Я лихорадочно обыскивал взглядом перрон, сердце бешено билось в груди. Десятки незнакомых лиц мелькали передо мной. Вскоре я начал задумываться — а не ошибся ли я днем, поездом, вокзалом, городом или планетой. В этот момент я услышал голос, который не мог не узнать.
— Дорогой Оскар, вот так сюрприз. Мы по вам соскучились.
— Могу сказать то же самое, — ответил я, пожимая руку пожилого художника.
Марина вышла из вагона следом.
На ней было то же белое платье, что и в день отъезда. Она молча мне улыбнулась, глаза засияли.
— И как там в Мадриде? — спросил я, взяв у Германа чемодан.
— Чудесно. И в десять раз прекраснее, чем в мой последний визит, — ответил Герман. — Если он не перестанет расти, то скоро займет всю равнину.
Я заметил, что Герман говорил особенно бодро и оживленно, из чего стало ясно, что новости от доктора из Ла-Пас были замечательные. По дороге к выходу, пока Герман поддерживал непринужденную беседу о развитии железнодорожного транспорта с оторопевшим носильщиком, мы с Мариной могли поговорить наедине. Она сильно сжала мне руку.
— Как все прошло? — прошептал я. — Герман вроде бы весел.
— Хорошо. Очень хорошо. Спасибо, что приехал нас встретить.

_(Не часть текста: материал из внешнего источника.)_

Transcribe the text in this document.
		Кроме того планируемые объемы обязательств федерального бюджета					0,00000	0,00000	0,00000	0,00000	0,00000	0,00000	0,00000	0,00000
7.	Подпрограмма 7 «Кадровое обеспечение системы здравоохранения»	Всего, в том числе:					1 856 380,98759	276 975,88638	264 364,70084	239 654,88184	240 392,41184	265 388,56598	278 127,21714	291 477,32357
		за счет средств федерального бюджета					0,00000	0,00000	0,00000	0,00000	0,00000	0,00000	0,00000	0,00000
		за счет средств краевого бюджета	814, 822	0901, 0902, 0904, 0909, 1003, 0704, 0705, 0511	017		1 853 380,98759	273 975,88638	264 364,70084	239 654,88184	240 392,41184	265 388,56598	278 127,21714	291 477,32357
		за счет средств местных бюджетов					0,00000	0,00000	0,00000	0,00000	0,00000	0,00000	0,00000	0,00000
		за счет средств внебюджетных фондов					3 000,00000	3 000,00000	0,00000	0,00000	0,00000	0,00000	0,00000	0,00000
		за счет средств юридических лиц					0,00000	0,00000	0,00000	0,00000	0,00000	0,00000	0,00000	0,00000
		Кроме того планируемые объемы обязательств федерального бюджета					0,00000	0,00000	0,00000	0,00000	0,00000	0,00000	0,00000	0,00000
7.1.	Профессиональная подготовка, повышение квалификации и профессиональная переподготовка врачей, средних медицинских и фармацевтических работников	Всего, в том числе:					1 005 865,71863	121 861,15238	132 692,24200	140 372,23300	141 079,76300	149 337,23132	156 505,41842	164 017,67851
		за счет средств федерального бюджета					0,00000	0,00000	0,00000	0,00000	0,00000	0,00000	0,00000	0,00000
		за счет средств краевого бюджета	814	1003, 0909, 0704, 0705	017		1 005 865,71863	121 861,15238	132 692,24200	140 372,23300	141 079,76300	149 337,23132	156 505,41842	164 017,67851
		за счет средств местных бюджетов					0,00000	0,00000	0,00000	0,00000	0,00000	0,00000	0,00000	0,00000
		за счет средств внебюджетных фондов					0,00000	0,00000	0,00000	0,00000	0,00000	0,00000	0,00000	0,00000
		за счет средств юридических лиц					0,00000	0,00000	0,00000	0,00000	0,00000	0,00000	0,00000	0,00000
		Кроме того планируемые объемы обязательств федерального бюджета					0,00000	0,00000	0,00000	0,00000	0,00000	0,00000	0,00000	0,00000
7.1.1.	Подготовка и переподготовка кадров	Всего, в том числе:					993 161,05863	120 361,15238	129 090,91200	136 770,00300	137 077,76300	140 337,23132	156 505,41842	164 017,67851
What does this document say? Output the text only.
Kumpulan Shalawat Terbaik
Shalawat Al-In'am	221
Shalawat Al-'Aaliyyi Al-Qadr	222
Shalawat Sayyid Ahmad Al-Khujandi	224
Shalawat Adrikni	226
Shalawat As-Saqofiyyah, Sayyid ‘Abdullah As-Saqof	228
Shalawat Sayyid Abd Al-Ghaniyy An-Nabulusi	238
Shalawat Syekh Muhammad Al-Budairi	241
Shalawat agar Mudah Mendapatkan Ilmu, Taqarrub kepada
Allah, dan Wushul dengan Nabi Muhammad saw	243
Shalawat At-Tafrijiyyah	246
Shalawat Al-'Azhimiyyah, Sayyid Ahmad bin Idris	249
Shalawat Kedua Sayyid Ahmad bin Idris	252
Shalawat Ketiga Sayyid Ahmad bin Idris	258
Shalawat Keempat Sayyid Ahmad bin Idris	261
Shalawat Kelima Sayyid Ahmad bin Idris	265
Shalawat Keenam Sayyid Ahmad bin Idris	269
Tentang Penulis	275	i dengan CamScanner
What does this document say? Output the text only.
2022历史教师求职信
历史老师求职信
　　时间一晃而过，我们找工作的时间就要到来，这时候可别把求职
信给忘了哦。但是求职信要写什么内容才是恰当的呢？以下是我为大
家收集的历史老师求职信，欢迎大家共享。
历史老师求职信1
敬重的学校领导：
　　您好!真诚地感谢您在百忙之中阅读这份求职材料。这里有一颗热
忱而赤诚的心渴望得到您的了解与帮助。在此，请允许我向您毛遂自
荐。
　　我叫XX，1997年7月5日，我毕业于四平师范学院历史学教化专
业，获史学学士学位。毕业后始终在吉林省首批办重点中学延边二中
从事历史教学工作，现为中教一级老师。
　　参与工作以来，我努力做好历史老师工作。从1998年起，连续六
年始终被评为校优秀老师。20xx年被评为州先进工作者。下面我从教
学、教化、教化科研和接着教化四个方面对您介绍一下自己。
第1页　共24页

— Спасибо, что вернулась, — ответил я. — Барселона опустела с вашим отъездом… Мне столько надо тебе рассказать.
Мы остановили у вокзала такси — старенький «Додж», который шумел сильнее мадридского экспресса. Мы ехали по улице Рамблас, и Герман, довольный, улыбался, глядя на людей, рыночные площади и цветочные киоски.
— Пусть говорят, что хотят, но такой улицы нет ни в одном городе мира, дорогой Оскар. Даже в Нью-Йорке.
Марина благосклонно слушала комментарии отца, который после поездки казался оживленнее и моложе.
— Чудесное утро, не правда ли? — быстро спросил Герман.
— Да, — ответил я.
— Так значит, вы сегодня не учитесь…
— Фактически, нет.
Герман перестал улыбаться, и на секунду я увидел мальчика, которым он был несколько десятков лет назад.
— Скажите, Оскар, у вас есть какие-нибудь дела сегодня?
В восемь утра я уже был у их дома, как и просил Герман. Прошлым вечером я сказал своему преподавателю, что у меня в понедельник праздник, и если меня освободят от занятий, то на неделе я буду вечерами заниматься в два раза больше.
— Не знаю, что там у тебя за дела в последнее время. Здесь не отель, но, конечно, и не тюрьма. Ты сам отвечаешь за свои поступки, — заключил падре. — И знаешь, что делаешь, — уже не так уверенно добавил он.